Sim, toda generalização é burra. Não são todos os brasileiros, eu sei, mas há sim uma parcela generosa deles que ama odiar. Que sente prazer em linchar o outro, verbalmente, virtualmente, ou — ainda mais difícil de compreender — fisicamente. Uma parcela que ostenta um taco de beisebol como um troféu. E que reúne forças físicas para descarregar o ódio em cima de alguém (que ele julga ser) menos merecedor de respeito do que ele.
Qual a razão de tamanho ódio? Difícil apontar assim, de pronto.
Alguns dirão que o mundo se tornou violento demais nas últimas décadas. Mas como, então, explicar as arenas do Coliseu lotadas a partir de lutas mortais entre animais e gladiadores? Batíamos palmas enquanto alguém sangrava. E o que dizer do ano em que milhares foram às ruas debochar e pedir que um homem que pregava o amor fosse crucificado em praça pública? Amor ao próximo? Francamente. Crucifica-o!
Equivocado também seria dizer que é um sentimento exclusivo tupiniquim. Foi na terra da liberdade que um policial pressionou, recentemente, o joelho sobre o pescoço de alguém que suplicava: "eu não consigo respirar". O ódio cega e, neste caso, também não permitiu ouvir.
Falo de ódio com o intuito de tentar minimamente entender o que leva três a quatro pessoas descarregarem chutes, socos, e um pedaço de pau sobre o jovem congolês que somente buscava reivindicar a remuneração à qual teria direito, em troca de seu trabalho em um quiosque que leva o nome de Tropicália. Que tipo de coisa passa na cabeça de um ser capaz de fazê-lo se sentir autorizado a espancar alguém até a morte em plena luz do dia, à beira do mar do Rio de Janeiro?
Normalizamos a lógica da barbárie a ponto de o corpo ter permanecido estirado no chão enquanto o quiosque funcionava tranquilamente. Haverá justiça para Moïse, o congolês brutalmente assassinado na Barra da Tijuca?
Num mundo utópico, os responsáveis seriam exemplarmente punidos e a família de Moïse seria minimamente reparada pelo poder público, diante de uma dor dilacerante, narrada pelo tio nesta quarta-feira (2) à Rádio Gaúcha.

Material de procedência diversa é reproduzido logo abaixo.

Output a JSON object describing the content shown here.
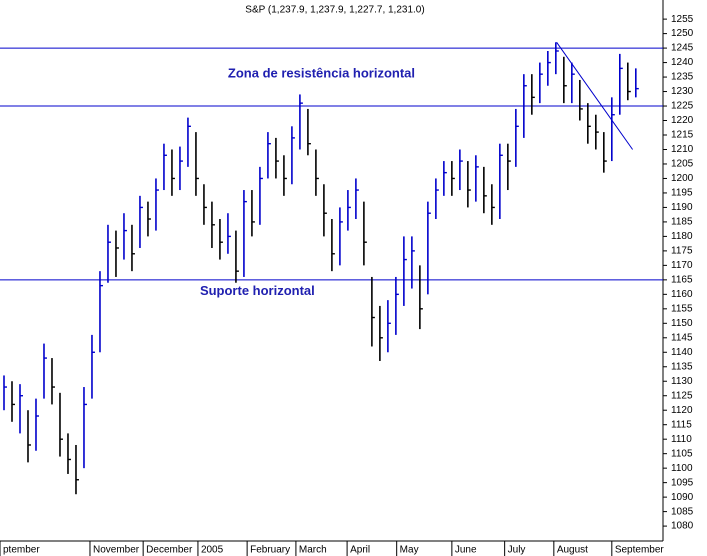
{
  "chart_data": {
    "type": "hlc",
    "title": "S&P (1,237.9, 1,237.9, 1,227.7, 1,231.0)",
    "up_color": "#0000cc",
    "down_color": "#000000",
    "line_color": "#0000cc",
    "xlim": [
      -0.5,
      82.4
    ],
    "ylim": [
      1075.2,
      1261.6
    ],
    "yticks": [
      1080,
      1085,
      1090,
      1095,
      1100,
      1105,
      1110,
      1115,
      1120,
      1125,
      1130,
      1135,
      1140,
      1145,
      1150,
      1155,
      1160,
      1165,
      1170,
      1175,
      1180,
      1185,
      1190,
      1195,
      1200,
      1205,
      1210,
      1215,
      1220,
      1225,
      1230,
      1235,
      1240,
      1245,
      1250,
      1255
    ],
    "xticks": [
      {
        "value": -0.5,
        "label": "ptember"
      },
      {
        "value": 10.75,
        "label": "November"
      },
      {
        "value": 17.4,
        "label": "December"
      },
      {
        "value": 24.25,
        "label": "2005"
      },
      {
        "value": 30.4,
        "label": "February"
      },
      {
        "value": 36.5,
        "label": "March"
      },
      {
        "value": 42.9,
        "label": "April"
      },
      {
        "value": 49.1,
        "label": "May"
      },
      {
        "value": 56,
        "label": "June"
      },
      {
        "value": 62.6,
        "label": "July"
      },
      {
        "value": 68.75,
        "label": "August"
      },
      {
        "value": 76,
        "label": "September"
      }
    ],
    "high": [
      1132,
      1130,
      1129,
      1120,
      1124,
      1143,
      1138,
      1126,
      1112,
      1108,
      1128,
      1146,
      1168,
      1184,
      1182,
      1188,
      1184,
      1194,
      1192,
      1200,
      1212,
      1210,
      1211,
      1221,
      1216,
      1198,
      1192,
      1186,
      1188,
      1182,
      1196,
      1196,
      1204,
      1216,
      1214,
      1208,
      1218,
      1229,
      1224,
      1210,
      1198,
      1186,
      1190,
      1196,
      1200,
      1192,
      1166,
      1156,
      1158,
      1166,
      1180,
      1180,
      1170,
      1192,
      1200,
      1206,
      1206,
      1210,
      1206,
      1208,
      1204,
      1198,
      1212,
      1212,
      1224,
      1236,
      1236,
      1240,
      1244,
      1247,
      1242,
      1240,
      1234,
      1226,
      1222,
      1216,
      1228,
      1243,
      1240,
      1238
    ],
    "low": [
      1120,
      1116,
      1112,
      1102,
      1106,
      1124,
      1122,
      1104,
      1098,
      1091,
      1100,
      1124,
      1140,
      1164,
      1166,
      1172,
      1168,
      1176,
      1180,
      1182,
      1196,
      1194,
      1196,
      1204,
      1194,
      1184,
      1176,
      1172,
      1174,
      1164,
      1166,
      1180,
      1184,
      1200,
      1200,
      1194,
      1198,
      1210,
      1208,
      1194,
      1180,
      1168,
      1170,
      1182,
      1186,
      1170,
      1142,
      1137,
      1140,
      1146,
      1156,
      1162,
      1148,
      1160,
      1186,
      1194,
      1194,
      1196,
      1190,
      1192,
      1188,
      1184,
      1186,
      1196,
      1204,
      1214,
      1222,
      1226,
      1232,
      1236,
      1226,
      1226,
      1220,
      1212,
      1210,
      1202,
      1206,
      1222,
      1227,
      1228
    ],
    "close": [
      1128,
      1122,
      1125,
      1108,
      1118,
      1138,
      1128,
      1110,
      1103,
      1096,
      1122,
      1140,
      1163,
      1178,
      1176,
      1182,
      1174,
      1190,
      1186,
      1196,
      1208,
      1200,
      1206,
      1218,
      1200,
      1190,
      1184,
      1178,
      1180,
      1168,
      1192,
      1185,
      1200,
      1212,
      1206,
      1200,
      1214,
      1226,
      1212,
      1200,
      1188,
      1174,
      1185,
      1190,
      1196,
      1178,
      1152,
      1145,
      1150,
      1160,
      1172,
      1175,
      1155,
      1188,
      1196,
      1202,
      1200,
      1206,
      1196,
      1204,
      1194,
      1190,
      1208,
      1206,
      1218,
      1232,
      1228,
      1236,
      1240,
      1244,
      1232,
      1236,
      1224,
      1218,
      1216,
      1206,
      1222,
      1238,
      1230,
      1231
    ],
    "hlines": [
      1245,
      1225,
      1165
    ],
    "trendline": {
      "x": [
        69.1,
        78.6
      ],
      "y": [
        1247,
        1210
      ]
    },
    "annotations": [
      {
        "text": "Zona de resistência horizontal",
        "x": 28,
        "y": 1236
      },
      {
        "text": "Suporte horizontal",
        "x": 24.5,
        "y": 1161
      }
    ]
  }
}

No Brasil de 2022, os verdadeiros responsáveis provavelmente não pagarão pelo que fizeram, morrerão muitos mais inocentes vítimas de violência (e quando muito haverá identificação dos autores) e haverá quem diga que imigrantes não merecem respeito, afinal "vocês deveriam estar preocupados é com os brasileiros" (sic).